Sobre cómo encontrar los mecanismos para tomar distancia de esta estructura, el catedrático considera que hay que hacer visible lo que esta invisible y darle voz a los que no la tienen.

“Se trata que tanto mujeres como hombre tengamos un pensamiento reflexivo y crítico y no naturalicemos y tomemos como dado el comportamiento cotidiano”.

Educación, reflexión y participación son los ejes para los que según Di Tomaso es importante comenzar a darles presencia desde la misma escuela.

“Desde ahí se pueden ir desarmando estos modelos de roles sexualmente asignados, desnaturalizando la agresión sexual y corporal que padecen las mujeres”.

Di Tomaso aseguró también que los medios de comunicación ejercen una violencia mediática en contra de las mujeres con asignación de tareas por sexo absolutamente definidas, o de juguetes, o de sensibilidades diferenciadas.

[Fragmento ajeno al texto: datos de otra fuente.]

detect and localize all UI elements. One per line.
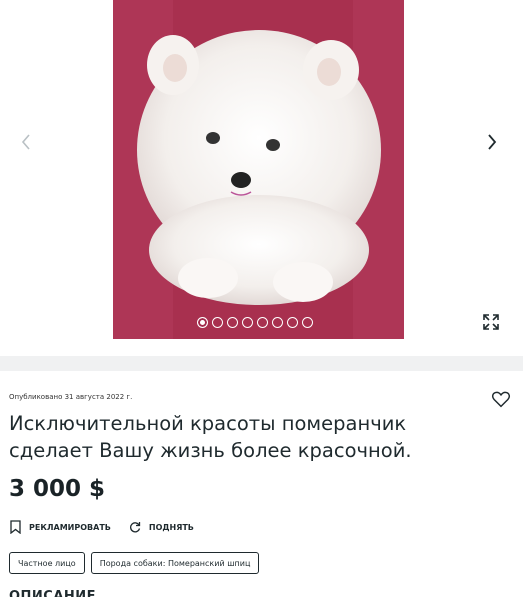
ad-actions: РЕКЛАМИРОВАТЬ ПОДНЯТЬ <box>10 520 194 534</box>
raise-button[interactable]: ПОДНЯТЬ <box>129 520 194 534</box>
tag-seller-type[interactable]: Частное лицо <box>9 552 85 574</box>
pagination-dot[interactable] <box>227 317 238 328</box>
pagination-dot[interactable] <box>272 317 283 328</box>
pagination-dot[interactable] <box>257 317 268 328</box>
photo-gallery <box>0 0 523 356</box>
raise-label: ПОДНЯТЬ <box>148 522 194 532</box>
report-button[interactable]: РЕКЛАМИРОВАТЬ <box>10 520 111 534</box>
favorite-button[interactable] <box>490 388 512 410</box>
pagination-dot[interactable] <box>242 317 253 328</box>
fullscreen-button[interactable] <box>481 312 501 332</box>
ad-price: 3 000 $ <box>9 476 106 502</box>
description-heading: ОПИСАНИЕ <box>9 589 97 597</box>
pagination-dot[interactable] <box>302 317 313 328</box>
pagination-dot[interactable] <box>197 317 208 328</box>
bookmark-icon <box>10 520 21 534</box>
chevron-right-icon <box>488 134 497 150</box>
published-date: Опубликовано 31 августа 2022 г. <box>9 393 133 401</box>
photo-pagination <box>197 317 313 328</box>
report-label: РЕКЛАМИРОВАТЬ <box>29 522 111 532</box>
pomeranian-image <box>113 0 404 339</box>
pagination-dot[interactable] <box>212 317 223 328</box>
expand-icon <box>483 314 499 330</box>
pagination-dot[interactable] <box>287 317 298 328</box>
prev-photo-button[interactable] <box>13 128 39 156</box>
chevron-left-icon <box>21 134 30 150</box>
heart-icon <box>491 391 511 408</box>
ad-title: Исключительной красоты померанчик сделае… <box>9 412 412 462</box>
ad-tags: Частное лицо Порода собаки: Померанский … <box>9 552 260 574</box>
next-photo-button[interactable] <box>479 128 505 156</box>
section-divider <box>0 356 523 371</box>
tag-breed[interactable]: Порода собаки: Померанский шпиц <box>90 552 260 574</box>
dog-photo[interactable] <box>113 0 404 339</box>
refresh-icon <box>129 522 141 533</box>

“Hay toda una estructura que hacen los medios sobre estas estructuras violentas En algunos países se les combate legalmente.

“Publicidad que representa de forma reiterada a mujeres amas de casa que son felices cocinando, planchando y lavando y al mismo tiempos siendo profesionales. Siendo madres”

El docente comentó que en muchos países existen ya consejos que analizan estas publicidades y tratan de modificar sus contenidos.

Finalmente sobre el estado de la equidad de género en su país natal, el investigador comentó.

“En Argentina estamos en un gran proceso de transformación que tiene pocos años. Se está empezando a avanzar. Falta mucho, pero estamos haciendo un buen camino”.